Limitations: full file in one request; failure means starting over; ties up application server during upload; server must handle untrusted content.

Signed URLs (the modern default)

The application server generates a time-limited URL for direct upload to object storage (S3, GCS, Azure Blob). The client uploads directly to storage; the application server is bypassed for the bulk transfer.

Client → POST /api/upload-init → Server
   (returns: { signed_url: "https://s3...", file_id: "abc" })
Client → PUT https://s3... (binary data) → S3
Client → POST /api/upload-complete?file_id=abc → Server

Advantages:

Application server doesn't handle large file traffic
Object storage is purpose-built for this; scales naturally
Reduces server cost and complexity
The application server only sees small metadata requests

When to use: most production file uploads. Default for files larger than a few MB.

Resumable uploads

For large files or unreliable networks, resumable protocols allow continuing an interrupted upload.

S3 multipart upload

The client splits the file into parts, uploads each separately, and signals completion. Failed parts can be re-uploaded; the client tracks which parts succeeded.

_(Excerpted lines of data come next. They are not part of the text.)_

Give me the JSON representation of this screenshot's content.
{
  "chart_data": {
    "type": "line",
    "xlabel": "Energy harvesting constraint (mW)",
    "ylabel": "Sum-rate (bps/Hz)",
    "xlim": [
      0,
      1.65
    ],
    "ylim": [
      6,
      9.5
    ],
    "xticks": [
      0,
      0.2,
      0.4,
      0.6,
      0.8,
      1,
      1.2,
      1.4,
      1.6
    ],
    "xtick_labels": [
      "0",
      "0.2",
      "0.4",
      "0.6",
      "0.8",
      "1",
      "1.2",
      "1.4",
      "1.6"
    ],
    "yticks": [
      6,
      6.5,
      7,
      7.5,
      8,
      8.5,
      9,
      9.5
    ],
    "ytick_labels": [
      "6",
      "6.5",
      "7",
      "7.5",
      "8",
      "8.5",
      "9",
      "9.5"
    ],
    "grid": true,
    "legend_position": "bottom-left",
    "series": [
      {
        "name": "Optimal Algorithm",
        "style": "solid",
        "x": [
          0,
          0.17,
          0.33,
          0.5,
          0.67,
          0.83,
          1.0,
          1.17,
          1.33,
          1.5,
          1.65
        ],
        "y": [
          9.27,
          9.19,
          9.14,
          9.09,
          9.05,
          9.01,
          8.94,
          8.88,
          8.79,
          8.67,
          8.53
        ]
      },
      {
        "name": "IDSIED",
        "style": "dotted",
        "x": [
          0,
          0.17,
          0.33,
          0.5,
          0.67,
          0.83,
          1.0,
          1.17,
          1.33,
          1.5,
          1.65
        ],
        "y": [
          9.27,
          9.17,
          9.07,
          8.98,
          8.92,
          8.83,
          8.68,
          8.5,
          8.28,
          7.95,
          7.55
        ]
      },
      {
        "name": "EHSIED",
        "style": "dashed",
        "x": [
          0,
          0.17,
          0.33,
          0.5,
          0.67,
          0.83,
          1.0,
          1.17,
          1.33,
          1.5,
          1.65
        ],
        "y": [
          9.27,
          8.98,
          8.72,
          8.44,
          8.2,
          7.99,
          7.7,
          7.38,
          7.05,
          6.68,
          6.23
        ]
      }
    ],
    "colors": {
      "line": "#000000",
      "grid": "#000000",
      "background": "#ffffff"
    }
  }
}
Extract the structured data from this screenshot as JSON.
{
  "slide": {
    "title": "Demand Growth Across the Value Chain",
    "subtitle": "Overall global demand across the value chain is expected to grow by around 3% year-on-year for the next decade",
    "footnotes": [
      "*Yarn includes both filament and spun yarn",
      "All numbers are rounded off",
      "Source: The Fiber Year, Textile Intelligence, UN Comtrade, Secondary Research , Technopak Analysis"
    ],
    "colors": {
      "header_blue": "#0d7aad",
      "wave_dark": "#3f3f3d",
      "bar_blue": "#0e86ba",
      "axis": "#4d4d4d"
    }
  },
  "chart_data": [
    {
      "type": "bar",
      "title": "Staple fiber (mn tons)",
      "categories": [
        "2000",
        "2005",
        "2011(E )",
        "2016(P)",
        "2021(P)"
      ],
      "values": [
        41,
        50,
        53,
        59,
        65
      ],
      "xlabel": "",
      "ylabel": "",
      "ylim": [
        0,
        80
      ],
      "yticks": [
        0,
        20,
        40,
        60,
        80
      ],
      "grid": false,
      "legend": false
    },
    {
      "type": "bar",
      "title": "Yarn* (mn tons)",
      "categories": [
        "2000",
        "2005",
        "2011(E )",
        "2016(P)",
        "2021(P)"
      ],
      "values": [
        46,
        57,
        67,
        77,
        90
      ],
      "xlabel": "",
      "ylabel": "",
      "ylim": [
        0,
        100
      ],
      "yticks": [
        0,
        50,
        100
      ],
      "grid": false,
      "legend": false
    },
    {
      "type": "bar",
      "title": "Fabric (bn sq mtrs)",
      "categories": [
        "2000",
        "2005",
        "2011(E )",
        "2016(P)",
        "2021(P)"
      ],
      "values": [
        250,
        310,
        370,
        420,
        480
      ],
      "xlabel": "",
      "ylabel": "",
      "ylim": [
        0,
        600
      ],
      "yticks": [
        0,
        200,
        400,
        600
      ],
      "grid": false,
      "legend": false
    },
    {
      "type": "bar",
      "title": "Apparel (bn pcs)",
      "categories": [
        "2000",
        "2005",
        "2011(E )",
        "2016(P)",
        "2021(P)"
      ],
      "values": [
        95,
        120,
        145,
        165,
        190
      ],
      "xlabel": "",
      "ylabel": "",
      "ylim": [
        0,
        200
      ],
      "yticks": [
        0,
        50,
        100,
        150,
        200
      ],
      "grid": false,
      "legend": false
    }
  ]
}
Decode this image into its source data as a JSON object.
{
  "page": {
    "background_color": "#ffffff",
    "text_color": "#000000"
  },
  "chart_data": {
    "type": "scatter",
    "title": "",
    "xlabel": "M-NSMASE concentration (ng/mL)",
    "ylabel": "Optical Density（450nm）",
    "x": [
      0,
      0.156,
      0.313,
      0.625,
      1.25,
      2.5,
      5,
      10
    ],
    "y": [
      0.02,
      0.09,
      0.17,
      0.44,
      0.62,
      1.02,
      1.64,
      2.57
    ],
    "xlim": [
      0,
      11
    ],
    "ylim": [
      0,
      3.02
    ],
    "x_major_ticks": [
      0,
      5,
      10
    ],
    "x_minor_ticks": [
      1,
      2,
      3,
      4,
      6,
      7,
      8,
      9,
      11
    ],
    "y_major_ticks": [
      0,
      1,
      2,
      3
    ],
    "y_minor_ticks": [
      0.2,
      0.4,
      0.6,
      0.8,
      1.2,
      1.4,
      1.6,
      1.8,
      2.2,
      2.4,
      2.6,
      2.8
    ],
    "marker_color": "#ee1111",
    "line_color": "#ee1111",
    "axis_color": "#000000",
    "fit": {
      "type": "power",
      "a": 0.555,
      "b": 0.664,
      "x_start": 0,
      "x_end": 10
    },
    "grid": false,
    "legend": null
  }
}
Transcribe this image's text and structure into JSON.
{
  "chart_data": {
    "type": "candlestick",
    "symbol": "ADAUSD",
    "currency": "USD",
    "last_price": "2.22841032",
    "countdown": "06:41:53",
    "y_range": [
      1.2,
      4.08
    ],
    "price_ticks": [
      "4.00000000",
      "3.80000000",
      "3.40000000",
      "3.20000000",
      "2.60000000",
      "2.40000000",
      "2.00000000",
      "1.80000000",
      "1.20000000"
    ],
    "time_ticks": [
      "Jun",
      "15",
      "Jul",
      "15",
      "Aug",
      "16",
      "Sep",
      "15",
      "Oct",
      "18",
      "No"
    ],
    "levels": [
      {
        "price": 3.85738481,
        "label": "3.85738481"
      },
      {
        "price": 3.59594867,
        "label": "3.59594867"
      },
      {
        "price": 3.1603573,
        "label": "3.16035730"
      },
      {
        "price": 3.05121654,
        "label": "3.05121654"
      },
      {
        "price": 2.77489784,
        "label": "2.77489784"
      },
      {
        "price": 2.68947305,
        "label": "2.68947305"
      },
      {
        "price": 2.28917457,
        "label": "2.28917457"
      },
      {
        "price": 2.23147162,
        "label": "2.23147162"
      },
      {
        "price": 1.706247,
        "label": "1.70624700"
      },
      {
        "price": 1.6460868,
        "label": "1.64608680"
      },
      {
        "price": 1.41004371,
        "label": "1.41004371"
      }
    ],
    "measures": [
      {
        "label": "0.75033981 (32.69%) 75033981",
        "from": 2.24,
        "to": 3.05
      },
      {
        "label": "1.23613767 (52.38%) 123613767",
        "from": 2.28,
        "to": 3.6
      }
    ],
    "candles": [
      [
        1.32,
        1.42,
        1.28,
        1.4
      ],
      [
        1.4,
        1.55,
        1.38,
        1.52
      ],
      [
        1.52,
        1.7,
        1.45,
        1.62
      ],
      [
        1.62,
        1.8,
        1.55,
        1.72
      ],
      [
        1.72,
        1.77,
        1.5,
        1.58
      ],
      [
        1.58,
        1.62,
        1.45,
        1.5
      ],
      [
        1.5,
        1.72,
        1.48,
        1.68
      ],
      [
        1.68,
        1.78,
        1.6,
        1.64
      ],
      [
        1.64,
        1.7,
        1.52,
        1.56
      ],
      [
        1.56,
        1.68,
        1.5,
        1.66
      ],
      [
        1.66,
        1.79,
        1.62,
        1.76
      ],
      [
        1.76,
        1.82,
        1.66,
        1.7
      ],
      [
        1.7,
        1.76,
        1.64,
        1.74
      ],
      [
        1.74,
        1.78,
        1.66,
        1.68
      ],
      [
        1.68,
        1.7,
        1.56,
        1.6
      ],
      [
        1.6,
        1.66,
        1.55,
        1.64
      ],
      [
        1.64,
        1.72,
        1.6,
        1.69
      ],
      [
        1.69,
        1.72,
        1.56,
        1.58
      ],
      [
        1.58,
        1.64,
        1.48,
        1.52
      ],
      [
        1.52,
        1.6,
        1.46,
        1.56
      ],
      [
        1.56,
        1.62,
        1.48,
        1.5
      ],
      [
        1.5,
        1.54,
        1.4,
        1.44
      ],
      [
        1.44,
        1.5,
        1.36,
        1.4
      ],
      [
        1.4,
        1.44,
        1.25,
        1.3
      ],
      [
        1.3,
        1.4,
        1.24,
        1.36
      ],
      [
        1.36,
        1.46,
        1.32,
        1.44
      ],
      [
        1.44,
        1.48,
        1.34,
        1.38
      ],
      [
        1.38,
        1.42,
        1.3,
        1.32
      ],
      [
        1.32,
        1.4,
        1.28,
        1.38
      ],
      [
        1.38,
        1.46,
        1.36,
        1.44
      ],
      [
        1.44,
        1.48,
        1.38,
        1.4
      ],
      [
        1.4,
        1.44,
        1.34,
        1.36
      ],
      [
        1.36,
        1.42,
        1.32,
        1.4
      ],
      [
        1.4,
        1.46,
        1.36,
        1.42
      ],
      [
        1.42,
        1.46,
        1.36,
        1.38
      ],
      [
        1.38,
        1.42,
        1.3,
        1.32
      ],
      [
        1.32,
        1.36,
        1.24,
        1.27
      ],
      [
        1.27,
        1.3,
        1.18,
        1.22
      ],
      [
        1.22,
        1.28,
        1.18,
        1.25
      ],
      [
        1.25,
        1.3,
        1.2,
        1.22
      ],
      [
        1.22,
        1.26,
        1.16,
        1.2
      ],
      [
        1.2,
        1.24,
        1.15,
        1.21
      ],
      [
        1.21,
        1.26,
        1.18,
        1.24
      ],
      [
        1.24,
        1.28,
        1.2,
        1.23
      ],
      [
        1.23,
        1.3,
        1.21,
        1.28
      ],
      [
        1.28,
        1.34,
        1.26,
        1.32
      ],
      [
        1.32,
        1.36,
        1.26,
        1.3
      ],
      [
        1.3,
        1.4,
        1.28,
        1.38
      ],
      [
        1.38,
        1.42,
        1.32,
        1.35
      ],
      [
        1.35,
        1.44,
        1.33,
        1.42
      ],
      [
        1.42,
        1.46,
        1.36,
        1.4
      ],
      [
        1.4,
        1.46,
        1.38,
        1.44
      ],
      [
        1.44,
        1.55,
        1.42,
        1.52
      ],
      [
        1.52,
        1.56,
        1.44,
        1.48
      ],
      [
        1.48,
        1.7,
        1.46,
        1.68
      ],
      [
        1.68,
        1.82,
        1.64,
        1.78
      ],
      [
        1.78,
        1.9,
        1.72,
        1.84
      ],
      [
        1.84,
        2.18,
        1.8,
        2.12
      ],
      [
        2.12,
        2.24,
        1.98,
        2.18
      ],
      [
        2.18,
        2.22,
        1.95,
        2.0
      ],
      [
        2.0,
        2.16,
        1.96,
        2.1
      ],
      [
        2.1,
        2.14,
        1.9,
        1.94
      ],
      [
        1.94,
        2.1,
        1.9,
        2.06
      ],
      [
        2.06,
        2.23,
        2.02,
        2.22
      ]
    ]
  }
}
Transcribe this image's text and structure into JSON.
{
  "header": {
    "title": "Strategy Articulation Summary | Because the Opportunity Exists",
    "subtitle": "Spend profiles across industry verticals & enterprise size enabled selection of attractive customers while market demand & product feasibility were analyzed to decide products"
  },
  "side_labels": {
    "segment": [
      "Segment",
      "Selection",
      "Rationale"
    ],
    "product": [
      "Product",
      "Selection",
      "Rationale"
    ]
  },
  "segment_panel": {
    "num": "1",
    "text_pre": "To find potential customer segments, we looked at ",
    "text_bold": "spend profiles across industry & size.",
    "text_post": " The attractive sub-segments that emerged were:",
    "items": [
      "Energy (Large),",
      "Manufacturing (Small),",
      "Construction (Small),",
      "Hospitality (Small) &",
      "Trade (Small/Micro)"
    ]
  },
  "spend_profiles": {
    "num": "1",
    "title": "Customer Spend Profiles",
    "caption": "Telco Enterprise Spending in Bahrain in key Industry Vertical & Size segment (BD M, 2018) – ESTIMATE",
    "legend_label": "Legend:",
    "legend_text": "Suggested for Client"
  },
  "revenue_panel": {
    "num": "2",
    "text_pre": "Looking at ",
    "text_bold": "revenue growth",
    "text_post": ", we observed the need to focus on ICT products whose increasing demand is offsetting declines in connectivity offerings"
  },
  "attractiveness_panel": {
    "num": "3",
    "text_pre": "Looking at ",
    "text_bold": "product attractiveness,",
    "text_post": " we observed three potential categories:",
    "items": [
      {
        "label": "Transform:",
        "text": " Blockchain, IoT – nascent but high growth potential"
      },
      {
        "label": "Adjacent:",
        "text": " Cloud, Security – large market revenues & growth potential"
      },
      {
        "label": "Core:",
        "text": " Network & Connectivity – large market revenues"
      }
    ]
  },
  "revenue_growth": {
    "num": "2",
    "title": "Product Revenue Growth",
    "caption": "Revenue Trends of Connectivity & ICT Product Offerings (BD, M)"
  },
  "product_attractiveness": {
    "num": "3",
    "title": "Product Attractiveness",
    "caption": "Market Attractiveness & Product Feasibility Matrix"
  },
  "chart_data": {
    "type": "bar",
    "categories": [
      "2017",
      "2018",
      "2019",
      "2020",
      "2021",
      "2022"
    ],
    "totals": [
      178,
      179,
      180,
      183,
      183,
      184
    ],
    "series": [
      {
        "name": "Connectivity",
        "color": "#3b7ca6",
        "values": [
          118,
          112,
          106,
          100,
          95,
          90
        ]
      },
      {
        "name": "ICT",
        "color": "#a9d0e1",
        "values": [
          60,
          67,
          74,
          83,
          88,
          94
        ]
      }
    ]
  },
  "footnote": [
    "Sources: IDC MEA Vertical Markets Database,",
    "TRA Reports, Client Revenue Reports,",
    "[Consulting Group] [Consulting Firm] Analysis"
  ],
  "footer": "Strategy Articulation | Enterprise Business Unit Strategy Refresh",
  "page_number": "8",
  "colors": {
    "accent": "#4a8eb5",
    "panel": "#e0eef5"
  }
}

1. POST initiate-multipart-upload → upload_id
2. PUT part 1 with upload_id and part number
3. PUT part 2 with upload_id and part number
   ... (parts can be parallel)
4. POST complete-multipart-upload → final object

S3 multipart uploads support parts up to 5 GB; a single upload can be terabytes.

Tus protocol

Open protocol for resumable uploads. The client tracks the offset; the server reports how much has been received. Either side can resume after interruption.

Used by Vimeo, Cloudflare, others. Less common than S3 multipart in cloud-native stacks.

Chunked uploads with HTTP

Browser-native streaming via fetch with a ReadableStream body. Less standardized; works with HTTP/2 well.

Validation

Don't trust uploaded files. Always:

Verify content type. Check the file content matches the declared type (magic bytes, not just extension).
Limit size. Enforce max-file-size at multiple layers (load balancer, application, storage).
Scan for malicious content. ClamAV or cloud equivalents for known-bad files.
Validate per use case. Image processing? Verify it's a valid image. Document upload? Strip macros from Office files.
Quarantine until validated. Store in a quarantine bucket; move to permanent storage after validation.

Storage and naming

After upload:

Generate IDs server-side. Don't use client-provided filenames as keys.
Store original filename separately if you need to preserve it for display.
Avoid hot-spotted keys. Sequential IDs concentrate on a single S3 partition; UUIDs distribute.
Set appropriate content-type metadata. Affects how downloads serve.

Common security issues

Path traversal: client sends filename=../../etc/passwd; server writes outside intended directory. Always sanitize filenames.
MIME confusion: file claims to be image/png but is HTML; browser interprets it as HTML and runs scripts. Use Content-Disposition or strict MIME enforcement.
Unrestricted upload: attacker uploads malware; legitimate user downloads it. Validate and scan.
Storage exhaustion: unlimited uploads fill disk. Quotas at user, tenant, system level.

Common patterns to avoid

Application server proxying large file transfers. Slow; expensive; unnecessary.
Storing files in the database. PostgreSQL bytea works but is rarely the right choice. Use object storage.
Synchronous large-file processing on upload. Blocks the request. Process async after upload completes.
Trusting the client-provided content type. Verify with magic-byte detection.

Common failure patterns

Memory exhaustion on the server processing large uploads. Stream; don't buffer.
Frontend timeouts during long uploads. Use progress reporting; consider resumable protocols.
Forgetting cleanup of incomplete multipart uploads. They accumulate; configure lifecycle rules.
Missing virus/content scanning. Liability for hosting malware.
Clear-text uploads. Must use TLS; sensitive files should be encrypted at rest.